Material und Methode:
Die Kliniken des MRE-Netz Rhein-Main wurden im Herbst 2017 um Teilnahme und um Überlassung von im Aufnahme-Screening detektierten pseudonymisierten VRE-Stämmen zur Ganzgenomsequenzierung gebeten und um Ausfüllen eines pseudonymisierten Fragebogens zu Risikofaktoren der Patienten für MRE gebeten. Die Anzahl der möglichen Proben (bis zu 100) wurden in den 9 Städten und Kreisen des Netzwerks nach Einwohnerproporz verteilt. Die Proben wurden mittels Ganzgenom-Sequenzierung auf das van-Gen und den Multilocus-Sequenztyp untersucht.
Ergebnisse:
8 Kliniken aus Frankfurt (49 Proben), 5 Kliniken westlich (25 Proben) und 4 Kliniken östlich von Frankfurt (26 Proben) nahmen teil. 21 Patienten wohnten in Frankfurt, 13 westlich und 28 östlich von Frankfurt; 7 Patienten kamen aus Deutschland außerhalb des Netzwerkbereichs und ein Patient stammte aus Saudi-Arabien. 39 Patienten waren in Frankfurter Kliniken, 12 in Kliniken westlich und 16 in Kliniken östlich von Frankfurt, 7 außerhalb des Netzwerkbereichs und 1 Patient in Saudi Arabien bereits vorbehandelt worden. Bei 85 Patienten wurde der VRE erstmals festgestellt, in 15 Fällen war die VRE-Problematik bereits bekannt – bis 1045 Tage.
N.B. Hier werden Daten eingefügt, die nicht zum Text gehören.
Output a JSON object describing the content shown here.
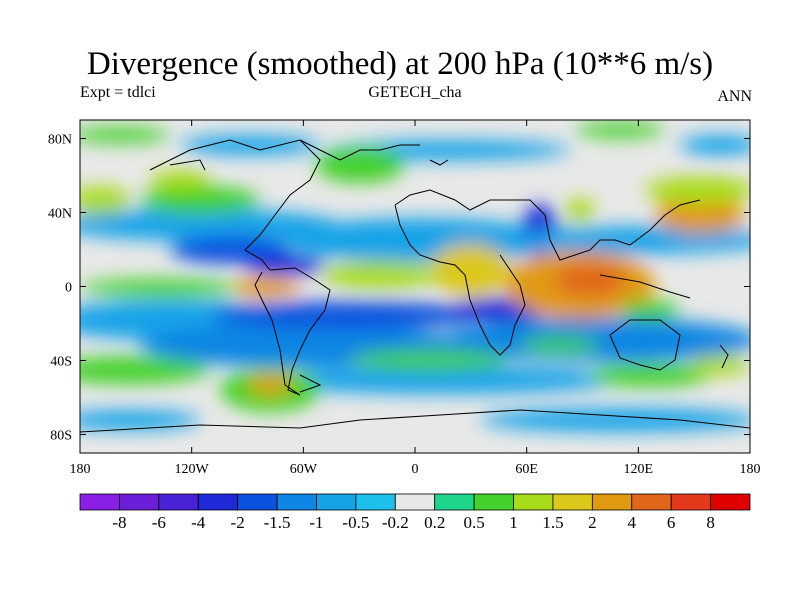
{
  "figure": {
    "title": "Divergence (smoothed) at 200 hPa (10**6 m/s)",
    "left_label": "Expt = tdlci",
    "center_label": "GETECH_cha",
    "right_label": "ANN"
  },
  "axes": {
    "x_ticks": [
      "180",
      "120W",
      "60W",
      "0",
      "60E",
      "120E",
      "180"
    ],
    "y_ticks": [
      "80N",
      "40N",
      "0",
      "40S",
      "80S"
    ]
  },
  "colorbar": {
    "labels": [
      "-8",
      "-6",
      "-4",
      "-2",
      "-1.5",
      "-1",
      "-0.5",
      "-0.2",
      "0.2",
      "0.5",
      "1",
      "1.5",
      "2",
      "4",
      "6",
      "8"
    ],
    "colors": [
      "#8a1fe6",
      "#6a1ed8",
      "#4a22d6",
      "#1e2ad8",
      "#0b52df",
      "#0f86e3",
      "#15a3e8",
      "#1cc0ea",
      "#e8e8e8",
      "#1dd68c",
      "#45d12c",
      "#a8dc1a",
      "#dcc81c",
      "#e09a12",
      "#e0661a",
      "#e4381a",
      "#e00000"
    ]
  },
  "chart_data": {
    "type": "heatmap",
    "title": "Divergence (smoothed) at 200 hPa (10**6 m/s)",
    "x_range": [
      -180,
      180
    ],
    "y_range": [
      -90,
      90
    ],
    "levels": [
      -8,
      -6,
      -4,
      -2,
      -1.5,
      -1,
      -0.5,
      -0.2,
      0.2,
      0.5,
      1,
      1.5,
      2,
      4,
      6,
      8
    ]
  }
}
In den 12 Monaten vor der Untersuchung war bei 46 Patienten eine positive Antibiotika-Anamnese und bei 10 Patienten ein Auslandsaufenthalt angegeben.
86 der VRE-Isolate stammten aus Screening-, 14 aus klinischen Materialien, darunter 3 Blutkulturen. Alle bis auf 3 Isolate waren E. faecium. Das vanB-Gen war am häufigsten vorhanden (n = 93), gefolgt von vanA (n = 1). Die Multilocus-Sequenz-Typisierung zeigte, dass ST117 der am häufigsten vorkommende ST-Typ war (n = 91). Andere Sequenztypen (ST1428, Neonatalscreening, ST192, ST262 und ST80) waren weniger häufig.
Diskussion:
Im Bereich des MRE-Netz Rhein-Main ist ein einziger VRE-ST-Typ (ST117) mit vanB endemisch in allen Kliniken vorhanden. Der Grund für die Ausbreitung muss nun weiter untersucht werden.